WorldVu Satellites Ltd, doing business as L5 with the International Telecommunications Union (ITU), has secured Ku-band spectrum once allocated to SkyBridge. Based out of the Channel Islands, WorldVu would start operations in late 2019. Satellites would be operated in orbits of 800 to 950 kilometers above the earth, with the company having to get something into orbit between late 2019 and mid-2020.

The Ku-band network would provide low-cost, high-speed wireless broadband access to unserved and underserved regions of the world. No hints were given as to how much speed or how many users could be supported within a particular area, but there are at least two or three problems facing the WorldVu L5 network.

First, the L5 network and ground users would have to cope with the constant movement of 360 satellites around the Earth, so there would be a lot of non-trivial switching and passing along data streams. The Iridium (News - Alert) network, with 66 active satellites at an orbit of 780 kilometers, has proven you can do an LEO "cloud" of satellites to deliver voice and data services. L5 is going to have more than four times that number of satellites running around.

Since L5 will operate in Ku band, it will have to work to prevent interference with higher orbiting geosynchronous earth orbit (GEO) satellites fixed overhead. Ku-band GEO satellites deliver broadband, broadcast video, and phone service across the globe, so having a bunch of little Ku-band broadcasting satellites speeding through a Ku service beam could cause interference problems if WorldVu isn't careful.

Finally, I'm not sure if anyone has sat down and fully assessed the impact of throwing 360 new satellites into orbit. There are 1071 operational satellites in earth orbit, according to a Universe Today piece in 2013. Around half of those are in low earth orbit, so WorldVu wouldn't quite double the number of satellites in LEO, but it would be non-trivial.

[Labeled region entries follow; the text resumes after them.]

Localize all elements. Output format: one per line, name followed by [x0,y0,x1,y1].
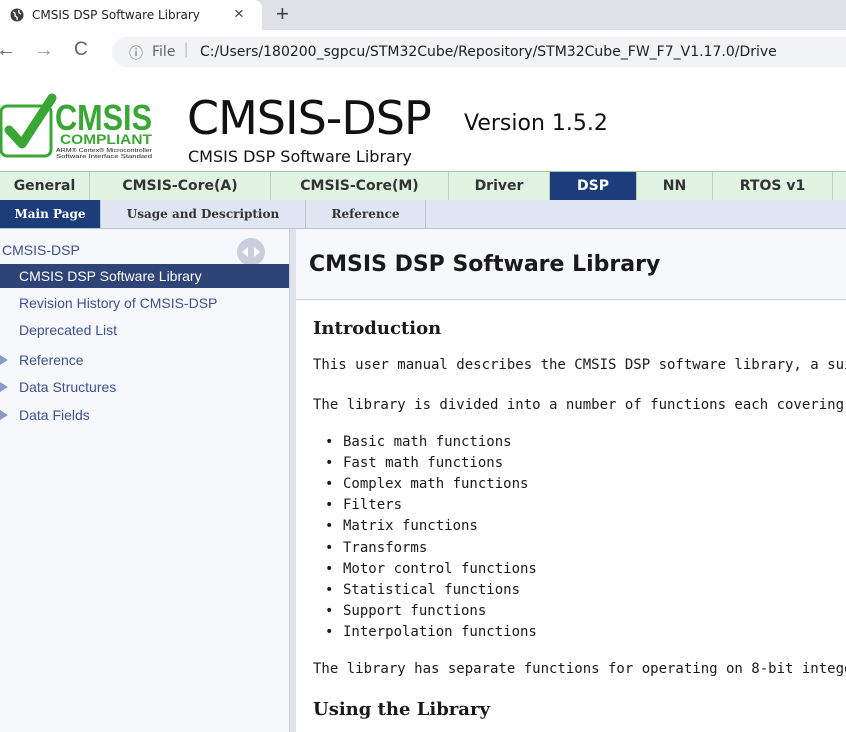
logo-caption-2: Software Interface Standard [56,154,152,160]
expand-arrow-icon[interactable] [0,355,8,365]
sidebar-item-label: CMSIS DSP Software Library [19,268,202,284]
topnav-general[interactable]: General [0,172,90,200]
forward-arrow-icon[interactable]: → [34,39,54,62]
close-icon[interactable]: × [234,4,244,24]
reload-icon[interactable]: C [74,39,88,61]
url-separator: | [184,41,189,58]
topnav-rtos-v1[interactable]: RTOS v1 [713,172,833,200]
browser-tabstrip: CMSIS DSP Software Library × + [0,0,846,30]
sidebar-item-data-fields[interactable]: Data Fields [0,403,289,427]
sidebar-item-label: Reference [19,352,84,368]
list-item: Fast math functions [325,455,503,471]
list-item: Basic math functions [325,434,512,450]
list-item: Statistical functions [325,582,520,598]
sidebar-item-deprecated-list[interactable]: Deprecated List [0,318,289,342]
sidebar-item-label: Deprecated List [19,322,118,338]
info-icon[interactable]: ⓘ [129,43,143,63]
list-item: Matrix functions [325,518,478,534]
logo-caption-1: ARM® Cortex® Microcontroller [56,147,152,154]
paragraph: The library is divided into a number of … [313,397,846,413]
sidebar-item-cmsis-dsp-library[interactable]: CMSIS DSP Software Library [0,264,289,288]
topnav-cmsis-core-a[interactable]: CMSIS-Core(A) [90,172,271,200]
cmsis-compliant-logo: CMSIS COMPLIANT ARM® Cortex® Microcontro… [0,93,152,160]
resize-handle[interactable] [289,229,296,732]
url-path[interactable]: C:/Users/180200_sgpcu/STM32Cube/Reposito… [200,44,777,60]
sidebar-item-label: Data Structures [19,379,117,395]
sync-icon[interactable] [236,237,266,267]
new-tab-button[interactable]: + [276,1,289,27]
page-title: CMSIS DSP Software Library [309,252,661,277]
list-item: Transforms [325,540,427,556]
back-arrow-icon[interactable]: ← [0,39,16,62]
project-name: CMSIS-DSP [187,91,432,145]
url-scheme: File [152,44,176,60]
tab-reference[interactable]: Reference [306,200,426,228]
logo-subtitle: COMPLIANT [60,131,152,147]
globe-icon [10,8,24,22]
paragraph: This user manual describes the CMSIS DSP… [313,357,846,373]
topnav-driver[interactable]: Driver [449,172,550,200]
top-nav: General CMSIS-Core(A) CMSIS-Core(M) Driv… [0,171,846,201]
project-brief: CMSIS DSP Software Library [188,147,412,166]
sidenav-root[interactable]: CMSIS-DSP [2,242,80,258]
list-item: Filters [325,497,402,513]
sidebar-item-data-structures[interactable]: Data Structures [0,375,289,399]
tab-main-page[interactable]: Main Page [0,200,101,228]
list-item: Complex math functions [325,476,528,492]
expand-arrow-icon[interactable] [0,410,8,420]
list-item: Support functions [325,603,486,619]
section-heading-using-the-library: Using the Library [313,699,490,720]
section-heading-introduction: Introduction [313,318,442,339]
list-item: Motor control functions [325,561,537,577]
sidebar-item-label: Revision History of CMSIS-DSP [19,295,218,311]
sub-nav: Main Page Usage and Description Referenc… [0,200,846,229]
sidebar-item-reference[interactable]: Reference [0,348,289,372]
project-version: Version 1.5.2 [464,111,608,136]
paragraph: The library has separate functions for o… [313,661,846,677]
list-item: Interpolation functions [325,624,537,640]
sidebar-item-label: Data Fields [19,407,90,423]
expand-arrow-icon[interactable] [0,382,8,392]
sidebar-item-revision-history[interactable]: Revision History of CMSIS-DSP [0,291,289,315]
browser-tab[interactable]: CMSIS DSP Software Library × [0,0,262,30]
topnav-nn[interactable]: NN [637,172,713,200]
topnav-cmsis-core-m[interactable]: CMSIS-Core(M) [271,172,449,200]
tab-usage-and-description[interactable]: Usage and Description [101,200,306,228]
tab-title: CMSIS DSP Software Library [32,8,200,22]
topnav-dsp[interactable]: DSP [550,172,637,200]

WorldVu isn't the first Google satellite deal by any stretch of the imagination. The company is reportedly working on buying Skybox Imaging, a company in the process of launching a constellation of high-resolution imaging satellites.  Google also has backed O3b Networks, a Ka-band satellite provider providing high-speed services to telecom companies, and is backing the Lunar X PRIZE for the first commercial lunar lander.

It all adds up to Google supporting a large and diverse space portfolio on a scale that venture capitalists might be challenged to match.